TORONTO—Advanced Chemistry Development (ACD/Labs) and Thar Technologies announced an integration of their chromatography data systems to provide "efficient chiral application screening and databasing" to the pharmaceutical development process. According to Michael McBrien, ACD/Labs chromatography software product manager, the new system joins Thar's SuperChrom software to the ACD/ChromManager, providing customers with complete front- and back-end chromatography support.

SuperChrom controls, automates, and monitors Thar's supercritical fluid chromatography (SFC) system, allowing scientists to screen protocols with open-access capabilities and simple analytical to preparative scale-up. ACD/ChromManager offers chromatogram processing and data archiving functions, providing an interface between chemical structure and separation data.

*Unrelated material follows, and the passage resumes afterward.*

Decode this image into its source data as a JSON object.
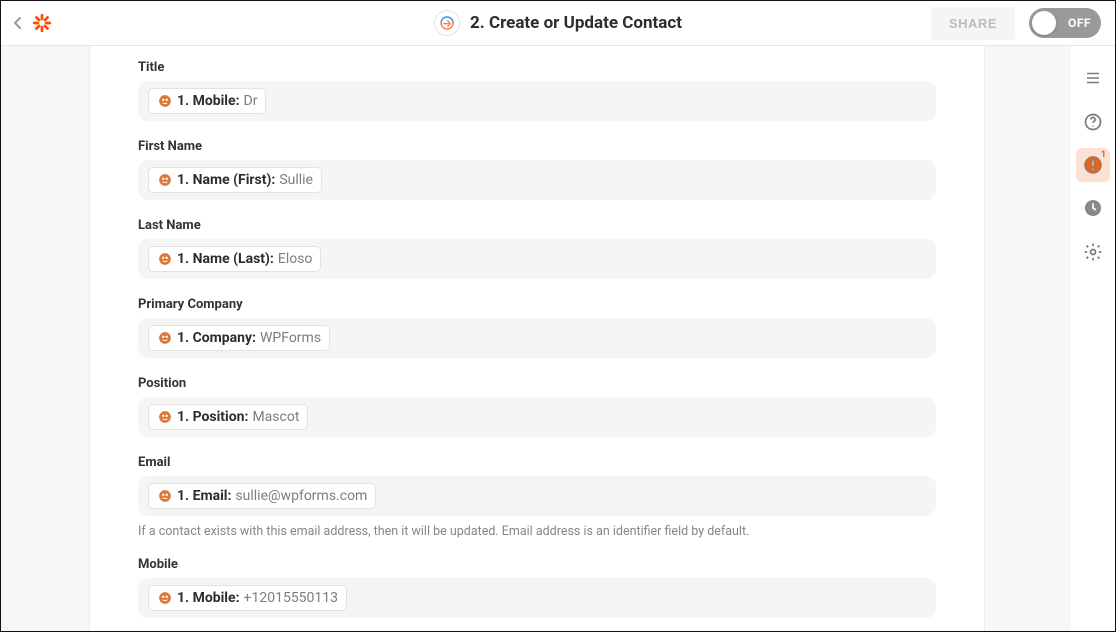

According to Todd Palcic, Thar's vice president, instruments division, the companies developed an import/export routine that consisted of an intermediate file format and software facilities to automate the transfer. The utility allows information expressed in Thar's C-Browse language to communicate with ACD/Labs' ChemBasic language, so instruments can be attached directly to the knowledge base.

"In this case, the main challenge was not getting the analytical data across, but rather the question of chromatographic method information," says McBrien. "While there have been standard chromatographic formats available for years that could address the problems in moving the chromatographic curves, we had to work directly with Thar to establish a protocol for transfer of method information."

Previously, he says, ACD/Labs expended a large amount of effort using toolkits extracting information from the raw data files.

"It sounds simple, but despite our excellent relationship with other instrument vendors, this is the first time we've been able to use this approach," he adds. "The net result was a solution put together remarkably quickly and efficiently, that is really very robust."

The collaboration comes as pharmaceutical companies are integrating SFC into their discovery and production streams. According to Palcic, SFC provides chemists with greener, faster, safer, and cheaper chromatography options than traditional HPLC.

"SFC uses CO2 as the primary mobile phase," he explains. "Supercritical or high-pressure CO2's surface tension and viscosity are nearly zero, allowing rapid flow rates through small-particle columns and the ability to precipitate the compound of interest as the CO2 turns into a gas phase."

Perhaps more importantly, the collaboration facilitates the transition of chiral separation methods from discovery to the development phase. As McBrien explains, most biological mechanisms function with a specific chirality. Thus, drug companies have to be able to separate the particular forms of their drugs that work best.

"One rule of thumb is that the more similar two compounds are, the more likely that the same method can be used for the chiral separation," he says. "A structure similarity search of a knowledge base of previous chiral separations can retrieve the most relevant, previously studied molecules, and screens can be targeted accordingly."

In addition, every drug that makes it to development has come through the discovery process, and thus through chiral development. By retaining molecular selectivities from the discovery phase, the development team is a step ahead.

"The discovery process is about creating good molecules efficiently," says McBrien. "Efficient chiral purification is part of the process here, and if you can make this process more efficient, it affects the bottom line in terms of reagent, instrument, and human cost."